Ich war auch ziemlich enttäuscht von der MP-Beta (kommt nicht mal in die Nähe von CSS oder BF2), dennoch hoffe ich dass der SP-Part ein gelungenes Spiel abgibt. Also habe ich trotzdem FEAR gewählt. 

Am meisten freue ich mich aber immer noch auf STALKER. Zu reizvoll wirkt das Szenario und die Versprechungen.


----------



## MICHI123 (27. Juni 2005)

Dumbi am 23.06.2005 13:50 schrieb:
			
		

> Mach der MP Beta ist *F.E.A.R.* mein absoluter Favorit.


meiner auch


----------



## King-of-Pain (27. Juni 2005)

*Hitman*    *sabber*


----------



## ich98 (27. Juni 2005)

Dumbi am 23.06.2005 21:18 schrieb:
			
		

> Danielovitch am 23.06.2005 21:16 schrieb:
> 
> 
> 
> ...



tut dich doch mit den Sims2: Nightlife-Freuern zusammen, dann seid ihr zu dritt  

@topic ich freu mich auf NFS: Most Wanted, bis dahin hab ich GTA SA ausgelutscht.


----------



## Nali_WarCow (29. Juni 2005)

Eindeutig Age 3 bei mir.


----------



## Chemenu (30. Juni 2005)

Also ich habe Stargate: The Alliance gewählt,
obwohl ich mich genauso auf F.E.A.R freue...

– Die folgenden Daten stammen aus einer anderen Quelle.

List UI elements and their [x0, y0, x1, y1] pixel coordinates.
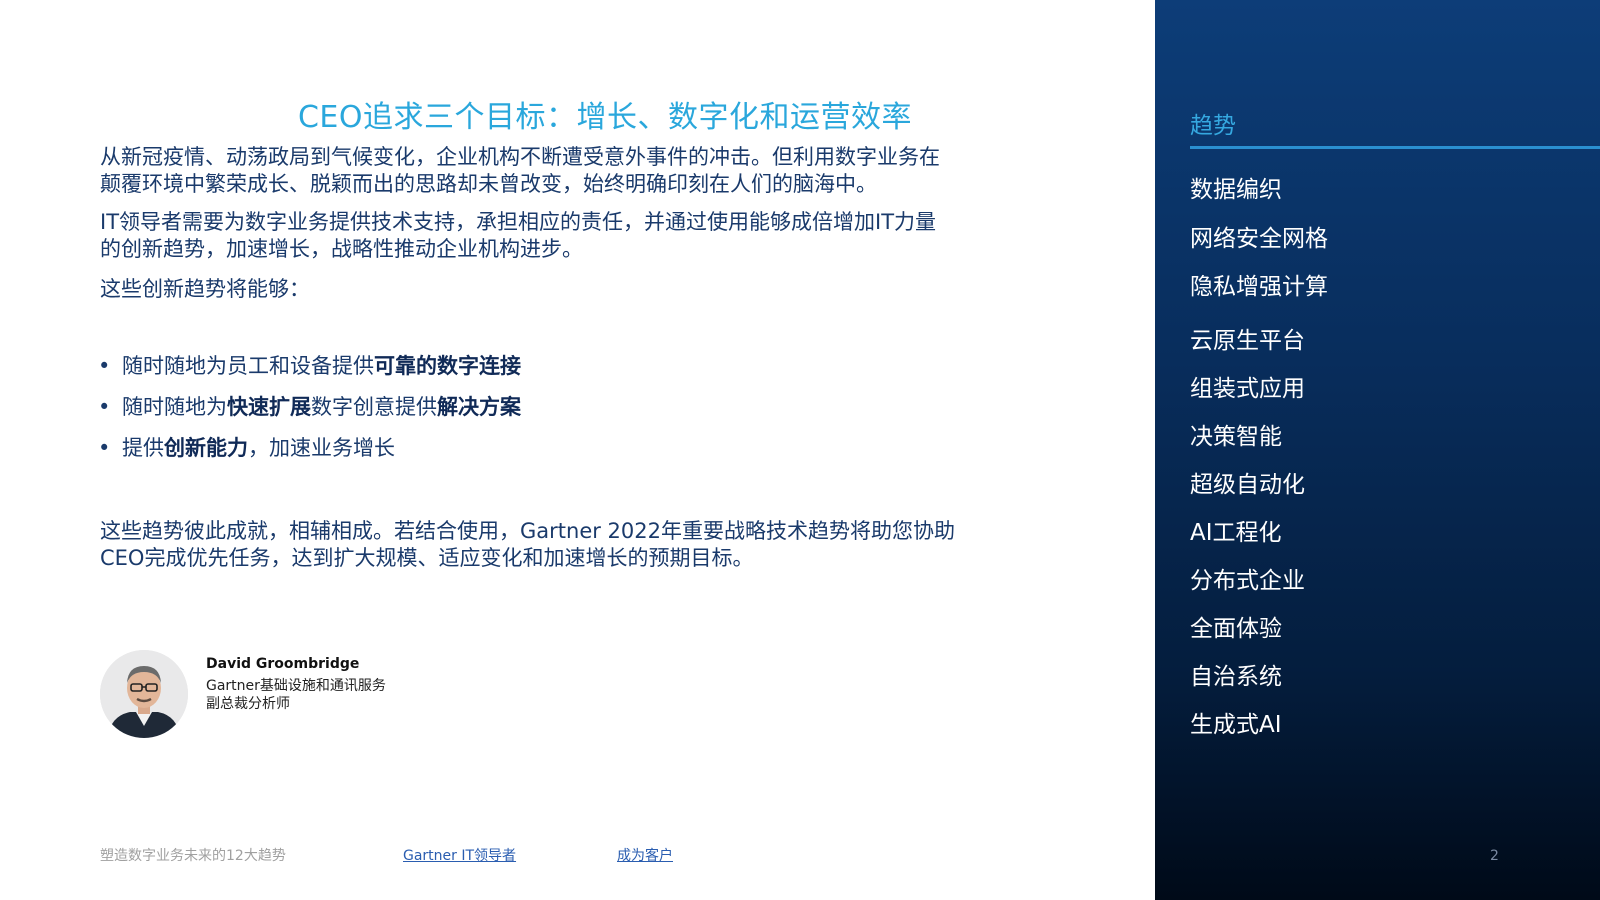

Aber auch Just Cause scheint ein richtiger Hammer zu werden, wenn der Spielspass auch nur annähernd an die Grafikpracht heranreicht...

Zu guter letzt noch Starship Troopers, vor allem weil das Spiel einen Coop-Modus haben wird, genauso wie Stargate....


----------



## P3-667 (2. Juli 2005)

Ich freu mich am meißten auf Gothic 3, leider dauert das noch und fehlt auf der Liste.   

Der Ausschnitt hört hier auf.